ADR-A15: Thread Safety and Rate Limiting¶
Implements thread-safe GenAIService operations and provider-aware rate limiting for concurrent and batch processing scenarios.
Status: Proposed Date: 2025-12-23 Updated: 2025-12-31 (revised per ADR-CF01) Related: ADR-A01: Object-Service GenAI, ADR-A09: V1 Simplified Implementation, ADR-A14: File-Based Registry System, ADR-CF01: Runtime Context Strategy Issue: #22
Context¶
The current GenAIService implementation (V1) is not thread-safe and lacks rate limiting. This blocks critical production use cases:
- Concurrent/Parallel Processing: Batch document processing, pipeline parallelization
- Rate Limit Compliance: Avoiding API throttling and 429 errors in high-throughput scenarios
- Resource Efficiency: Safe sharing of service instances across threads/workers
Current Issues¶
Thread Safety Gaps:
- Shared Retry State (
openai_client.py:35) - Single
Retryinginstance stored inself._retry_caller - Mutated on each
generate()call (lines 45-54) - Tenacity's
Retryingis not designed for concurrent reuse -
Impact: Concurrent calls can trample each other's retry state and backoff timings
-
Unprotected Cache (
prompt_system/transport/cache.py:24-53) InMemoryCacheTransportuses plaindictwith TTL- No locking on read/write operations
- Impact: Race conditions, cache corruption, unpredictable eviction
Rate Limiting Gap:
- No implementation despite architectural plan (design-strategy.md:104, ADR-A14)

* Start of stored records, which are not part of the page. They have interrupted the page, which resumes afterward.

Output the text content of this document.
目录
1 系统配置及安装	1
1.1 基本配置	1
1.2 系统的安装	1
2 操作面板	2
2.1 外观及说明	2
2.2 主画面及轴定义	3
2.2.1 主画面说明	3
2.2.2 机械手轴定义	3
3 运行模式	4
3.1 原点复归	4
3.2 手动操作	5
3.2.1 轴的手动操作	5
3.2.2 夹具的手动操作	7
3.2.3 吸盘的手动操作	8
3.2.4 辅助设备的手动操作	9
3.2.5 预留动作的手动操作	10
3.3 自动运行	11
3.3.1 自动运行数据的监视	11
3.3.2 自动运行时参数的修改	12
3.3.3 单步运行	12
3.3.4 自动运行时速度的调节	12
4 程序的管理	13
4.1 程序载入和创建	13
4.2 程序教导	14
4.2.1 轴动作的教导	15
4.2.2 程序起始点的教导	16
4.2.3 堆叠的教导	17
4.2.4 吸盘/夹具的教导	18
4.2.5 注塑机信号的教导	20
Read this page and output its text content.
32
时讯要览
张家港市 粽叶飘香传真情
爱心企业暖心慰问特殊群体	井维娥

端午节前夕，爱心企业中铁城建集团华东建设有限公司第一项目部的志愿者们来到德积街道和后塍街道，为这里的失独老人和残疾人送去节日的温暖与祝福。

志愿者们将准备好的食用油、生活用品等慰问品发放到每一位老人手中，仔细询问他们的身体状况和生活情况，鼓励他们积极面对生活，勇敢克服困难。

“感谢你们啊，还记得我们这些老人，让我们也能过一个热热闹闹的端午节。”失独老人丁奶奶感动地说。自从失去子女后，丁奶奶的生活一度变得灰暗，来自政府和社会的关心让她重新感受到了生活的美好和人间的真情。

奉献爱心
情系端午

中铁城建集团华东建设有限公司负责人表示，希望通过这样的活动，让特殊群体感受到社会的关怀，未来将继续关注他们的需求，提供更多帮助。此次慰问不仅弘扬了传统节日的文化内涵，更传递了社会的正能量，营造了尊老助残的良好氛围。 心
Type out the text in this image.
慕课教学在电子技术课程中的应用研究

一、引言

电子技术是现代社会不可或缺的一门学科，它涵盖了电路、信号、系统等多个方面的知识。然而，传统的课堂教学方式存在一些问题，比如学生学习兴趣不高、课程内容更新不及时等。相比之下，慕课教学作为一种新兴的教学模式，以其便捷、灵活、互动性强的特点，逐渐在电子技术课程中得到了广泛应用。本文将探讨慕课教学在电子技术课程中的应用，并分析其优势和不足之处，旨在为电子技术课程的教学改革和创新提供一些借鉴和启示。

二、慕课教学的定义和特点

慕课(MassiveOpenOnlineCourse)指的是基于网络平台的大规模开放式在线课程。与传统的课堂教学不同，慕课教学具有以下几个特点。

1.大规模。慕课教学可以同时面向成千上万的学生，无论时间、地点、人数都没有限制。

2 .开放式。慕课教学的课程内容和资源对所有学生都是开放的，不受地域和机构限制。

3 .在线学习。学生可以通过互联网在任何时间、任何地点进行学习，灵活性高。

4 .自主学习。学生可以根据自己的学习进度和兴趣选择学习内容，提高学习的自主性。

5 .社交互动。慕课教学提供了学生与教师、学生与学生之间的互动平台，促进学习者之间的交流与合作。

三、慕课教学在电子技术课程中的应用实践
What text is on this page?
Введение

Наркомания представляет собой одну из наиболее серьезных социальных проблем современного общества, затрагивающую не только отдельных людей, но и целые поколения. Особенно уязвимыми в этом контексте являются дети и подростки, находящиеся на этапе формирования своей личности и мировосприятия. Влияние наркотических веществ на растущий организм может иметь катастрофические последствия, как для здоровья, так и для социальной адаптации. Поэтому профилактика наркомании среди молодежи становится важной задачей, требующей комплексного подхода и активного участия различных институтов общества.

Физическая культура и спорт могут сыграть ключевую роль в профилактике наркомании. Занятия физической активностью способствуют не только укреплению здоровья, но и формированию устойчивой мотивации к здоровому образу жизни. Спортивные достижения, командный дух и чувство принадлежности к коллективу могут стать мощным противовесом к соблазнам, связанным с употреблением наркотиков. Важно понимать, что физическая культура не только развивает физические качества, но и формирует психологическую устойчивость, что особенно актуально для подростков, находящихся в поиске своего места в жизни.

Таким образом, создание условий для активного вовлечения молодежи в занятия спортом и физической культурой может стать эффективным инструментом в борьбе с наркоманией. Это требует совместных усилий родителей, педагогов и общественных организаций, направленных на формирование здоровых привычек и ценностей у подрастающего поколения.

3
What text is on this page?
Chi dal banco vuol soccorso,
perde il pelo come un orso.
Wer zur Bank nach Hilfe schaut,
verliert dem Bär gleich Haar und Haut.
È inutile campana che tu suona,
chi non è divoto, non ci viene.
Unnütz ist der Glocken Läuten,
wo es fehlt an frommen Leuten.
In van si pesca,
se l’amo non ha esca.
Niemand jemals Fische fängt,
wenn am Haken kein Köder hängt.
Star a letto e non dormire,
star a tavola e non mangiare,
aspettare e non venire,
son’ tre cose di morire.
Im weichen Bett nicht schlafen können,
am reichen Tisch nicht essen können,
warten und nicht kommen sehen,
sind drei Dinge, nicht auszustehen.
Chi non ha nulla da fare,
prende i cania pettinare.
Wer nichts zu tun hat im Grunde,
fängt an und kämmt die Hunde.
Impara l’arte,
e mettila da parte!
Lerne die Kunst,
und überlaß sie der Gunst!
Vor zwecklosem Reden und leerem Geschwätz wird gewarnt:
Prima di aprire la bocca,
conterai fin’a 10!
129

- OpenAI enforces RPM (Requests Per Minute) and TPM (Tokens Per Minute) limits
- Limits vary by tier: Tier 1 ~500 RPM, Tier 2+ ~5000 RPM
- Without tracking, batch jobs risk cascading 429 errors and exponential backoff delays
Performance Analysis¶
Per-Instance Overhead (tested): - GenAIService instantiation: <1ms, ~few KB memory - Dominated by network I/O (100-500ms per request) - Conclusion: Per-instance pattern is viable for 20-100 concurrent calls
Rate Limit Risk: - 20-30 concurrent calls: No risk even on Tier 1 - 100+ concurrent calls: Requires rate limiting on Tier 1 accounts - Tier 2+ accounts: Rate limiting recommended for predictable performance
Decision¶
Implement thread-safe service operations and provider-aware rate limiting in two phases:
Phase 1: Thread Safety (Quick Win)¶
Enable safe concurrent usage through isolated retry state and locked cache access.
Changes:
- Per-Call Retry Objects (
openai_client.py) - Move
_create_retry_caller()invocation from__init__togenerate() - Remove
self._retry_callerinstance variable -
Each request gets fresh retry state (no shared mutation)
-
Thread-Safe Cache (
prompt_system/transport/cache.py) - Add
threading.LocktoInMemoryCacheTransport - Wrap all dict operations (
get,set,invalidate,clear) with lock -
Preserve existing API (backward compatible)
-
Documentation & Testing
- Add docstring warnings about concurrency patterns
- Add integration test: concurrent
generate()calls with shared instance - Document per-instance pattern as safe alternative
Phase 2: Rate Limiting (Production Hardening)¶
Implement provider-aware rate limiting with configurable limits and token tracking.
Architecture:
# gen_ai_service/infra/rate_limiter.py
class TokenBucketRateLimiter:
"""Thread-safe token bucket rate limiter.
Tracks both requests/minute (RPM) and tokens/minute (TPM)
for OpenAI API compliance.
"""
def __init__(
self,
requests_per_minute: int,
tokens_per_minute: int,
provider: str = "openai",
):
self.rpm_capacity = requests_per_minute
self.tpm_capacity = tokens_per_minute
self.rpm_tokens = requests_per_minute
self.tpm_tokens = tokens_per_minute
self.rpm_refill_rate = requests_per_minute / 60.0
self.tpm_refill_rate = tokens_per_minute / 60.0
self.last_refill = time.monotonic()
self._lock = threading.Lock()
def acquire(self, estimated_tokens: int = 1) -> bool:
"""Attempt to acquire permits for request + estimated tokens.
Returns:
True if permits acquired, False if rate limit would be exceeded
"""
with self._lock:
self._refill()
if self.rpm_tokens >= 1 and self.tpm_tokens >= estimated_tokens:
self.rpm_tokens -= 1
self.tpm_tokens -= estimated_tokens
return True
return False
def _refill(self):
"""Refill token buckets based on elapsed time."""
now = time.monotonic()
elapsed = now - self.last_refill
self.rpm_tokens = min(
self.rpm_capacity,
self.rpm_tokens + elapsed * self.rpm_refill_rate
)
self.tpm_tokens = min(
self.tpm_capacity,
self.tpm_tokens + elapsed * self.tpm_refill_rate
)
self.last_refill = now
Integration:
- Registry Configuration (extends ADR-A14, ADR-CF01)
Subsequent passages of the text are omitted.